WDFY4, also known as WD repeat- and FYVE domain-containing protein 4, is a member of the BEACH (Beige and Chediak-Higashi) domain-containing family. It plays essential roles in the immune system, particularly in the cross-presentation of classic dendritic cells, reactive oxygen species-induced apoptosis of CD8+ T cells, and non-canonical autophagic activity in B cells [3]. Its functions are associated with multiple immune-related pathways and are of great biological importance in the context of immune responses and disease development. Genetic models, such as knockout (KO) mouse models, have been crucial in studying its functions.

In KO mouse models, Wdfy4-/-mice showed normal lymphoid and non-lymphoid cDC1 populations but failed to prime virus-specific CD8+ T cells in vivo or induce tumor rejection, indicating its requirement for cross-presentation in antiviral and antitumor immunity [1]. In NOD mice, inactivation of Wdfy4 using Nuclease technology led to amelioration of autoimmune diabetes and insulitis, as cDC1s were unable to cross-present cell-associated antigens to prime CD8+ T cells [2]. Lack of Wdfy4 in mice also aggravated ovalbumin-induced asthma via enhanced Th2 cell differentiation [4], reduced the number of CD8+ T cells via reactive oxygen species-induced apoptosis [5], and led to a decrease in total B cells and several B cell subpopulations, alleviating SLE phenotypes [6].

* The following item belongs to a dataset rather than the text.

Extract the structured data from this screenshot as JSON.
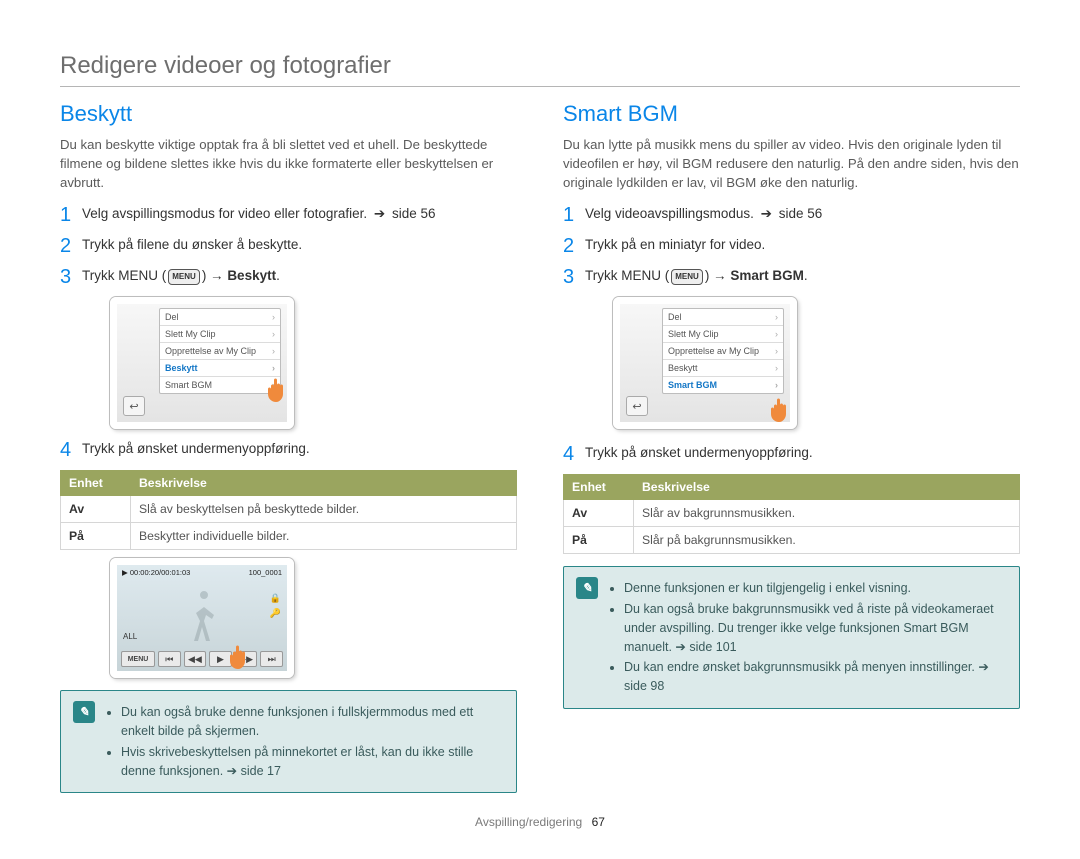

In conclusion, WDFY4 is essential for cross-presentation in the immune response, influencing antiviral, antitumor, and autoimmune disease processes. Gene knockout mouse models have been instrumental in revealing its role in these disease areas, providing insights into the mechanisms underlying immune-related diseases and potentially offering new targets for treatment.